Para o caso português, o regresso, no verão do próximo ano, a juros acima de 7% traz à memória a famosa ‘linha vermelha’ traçada pelo então ministro das Finanças, Teixeira dos Santos. Em outubro de 2010, o ministro admitiu publicamente que juros de 7% obrigariam Portugal a um pedido de resgate. A linha vermelha seria ultrapassada em algumas sessões no final de 2010, mas foi a partir de fevereiro do ano seguinte que passou a fechar sistematicamente acima de 7%. O pedido de resgate ocorreria a 6 de abril, quando a taxa já estava perto de 9% no mercado secundário. Dias antes, a 23 de março, o governo chefiado por José Sócrates sofreria o chumbo do PEC na Assembleia, pela coligação negativa de toda a oposição, e demitiu-se.

A persistir a trajetória atual de subida dos juros da dívida, Fernando Medina enfrentará, no verão do próximo ano, a linha vermelha de 7%.

O contexto de 2011 era, no entanto, diferente do atual. O BCE, chefiado então por Jean-Claude Trichet, subiu a taxa diretora até 1,5% em julho de 2011, no que foi considerado um erro de estratégia de palmatória, ao apertar ainda mais a política monetária com a crise das dívidas dos periféricos em pleno gás (com três resgates já em campo). Foi Mario Draghi que, a partir de novembro desse ano, começou a inverter a política de Trichet. Então, a margem de manobra orçamental era inexistente, com a necessidade de Portugal cortar drasticamente o défice que chegara a 11,4% do PIB no final de 2010.
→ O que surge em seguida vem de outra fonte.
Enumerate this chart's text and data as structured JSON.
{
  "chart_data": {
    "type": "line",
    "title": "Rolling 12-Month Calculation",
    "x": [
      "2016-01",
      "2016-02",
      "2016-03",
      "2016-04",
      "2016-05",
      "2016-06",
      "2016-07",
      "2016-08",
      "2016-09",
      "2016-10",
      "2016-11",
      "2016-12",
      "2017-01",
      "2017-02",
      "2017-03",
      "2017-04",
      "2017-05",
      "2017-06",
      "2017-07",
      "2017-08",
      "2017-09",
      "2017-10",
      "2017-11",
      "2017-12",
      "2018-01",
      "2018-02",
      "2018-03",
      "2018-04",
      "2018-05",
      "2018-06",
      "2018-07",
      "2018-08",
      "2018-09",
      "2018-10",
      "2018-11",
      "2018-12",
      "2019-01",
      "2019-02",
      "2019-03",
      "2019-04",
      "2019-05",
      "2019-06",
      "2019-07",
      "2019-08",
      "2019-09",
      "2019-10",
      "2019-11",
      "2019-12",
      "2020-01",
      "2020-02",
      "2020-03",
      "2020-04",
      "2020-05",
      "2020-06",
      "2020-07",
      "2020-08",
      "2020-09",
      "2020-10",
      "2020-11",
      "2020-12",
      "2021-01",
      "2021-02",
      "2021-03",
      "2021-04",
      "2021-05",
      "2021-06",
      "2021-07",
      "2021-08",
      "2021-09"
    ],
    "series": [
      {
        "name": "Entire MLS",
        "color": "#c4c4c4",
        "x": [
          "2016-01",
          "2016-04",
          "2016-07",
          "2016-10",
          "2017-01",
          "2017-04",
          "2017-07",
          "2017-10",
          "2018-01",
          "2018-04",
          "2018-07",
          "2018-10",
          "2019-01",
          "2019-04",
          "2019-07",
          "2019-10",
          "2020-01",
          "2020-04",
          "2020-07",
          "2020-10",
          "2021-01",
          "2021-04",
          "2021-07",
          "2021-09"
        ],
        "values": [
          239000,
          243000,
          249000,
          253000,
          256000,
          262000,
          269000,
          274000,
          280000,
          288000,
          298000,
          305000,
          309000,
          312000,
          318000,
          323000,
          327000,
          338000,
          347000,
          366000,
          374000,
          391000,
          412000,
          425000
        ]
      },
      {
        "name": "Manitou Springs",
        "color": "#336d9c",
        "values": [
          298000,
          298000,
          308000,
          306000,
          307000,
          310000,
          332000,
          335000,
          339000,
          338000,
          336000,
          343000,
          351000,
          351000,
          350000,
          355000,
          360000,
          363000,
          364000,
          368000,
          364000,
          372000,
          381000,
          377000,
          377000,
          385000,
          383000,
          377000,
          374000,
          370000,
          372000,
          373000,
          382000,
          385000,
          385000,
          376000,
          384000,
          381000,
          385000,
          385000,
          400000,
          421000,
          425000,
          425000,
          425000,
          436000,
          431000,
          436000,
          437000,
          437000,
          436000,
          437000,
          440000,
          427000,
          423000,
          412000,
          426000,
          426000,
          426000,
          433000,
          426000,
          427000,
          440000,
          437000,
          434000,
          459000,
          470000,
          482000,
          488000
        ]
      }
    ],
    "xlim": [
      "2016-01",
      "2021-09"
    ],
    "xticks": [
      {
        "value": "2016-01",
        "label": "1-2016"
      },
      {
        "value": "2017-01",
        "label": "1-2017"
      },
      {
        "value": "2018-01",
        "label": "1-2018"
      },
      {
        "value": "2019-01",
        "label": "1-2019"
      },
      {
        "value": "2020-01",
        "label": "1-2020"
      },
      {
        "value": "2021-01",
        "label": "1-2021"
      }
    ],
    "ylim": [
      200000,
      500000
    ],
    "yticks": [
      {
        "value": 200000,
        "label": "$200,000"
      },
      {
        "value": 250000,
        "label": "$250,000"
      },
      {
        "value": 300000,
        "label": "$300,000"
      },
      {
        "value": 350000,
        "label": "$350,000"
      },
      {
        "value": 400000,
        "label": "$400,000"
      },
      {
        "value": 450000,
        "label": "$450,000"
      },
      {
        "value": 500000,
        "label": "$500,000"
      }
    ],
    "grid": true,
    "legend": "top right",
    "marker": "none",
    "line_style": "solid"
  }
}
Atualmente, o BCE, em simultâneo com o novo ciclo de subida das taxas diretoras, garante que fará tudo o que for necessário para contrariar a fragmentação. Christine Lagarde, pressionada pelos jornalistas na mais recente conferência de imprensa, recusou-se a dar um número para o limiar vermelho nos spreads em relação à dívida alemã, mas deixou claro que usará toda a flexibilidade ainda disponível na gestão dos reinvestimentos da enorme carteira de títulos que o BCE adquiriu (e que soma quase 5 biliões de euros) e, se necessário, avançará com novos instrumentos “como no passado”. Sem dar, no entanto, detalhes.

A mensagem do BCE para os mercados é que não permitirá uma segunda crise das dívidas e muito menos um ataque especulativo à terceira maior economia do euro, Itália, chefiada, por uma coincidência do acaso, por Draghi, o sucessor de Trichet à frente do BCE e antecessor de Lagarde.

A margem orçamental é, também, diferente. Bruxelas estendeu a suspensão da aplicação das regras de ferro do défice e da dívida até final de 2023, mas exige, contudo, empenhamento na consolidação orçamental dos défices a que o combate à pandemia obrigou em 2020. Portugal partiu para 2022 com um défice abaixo de 3% e prevê menos de 2% este ano.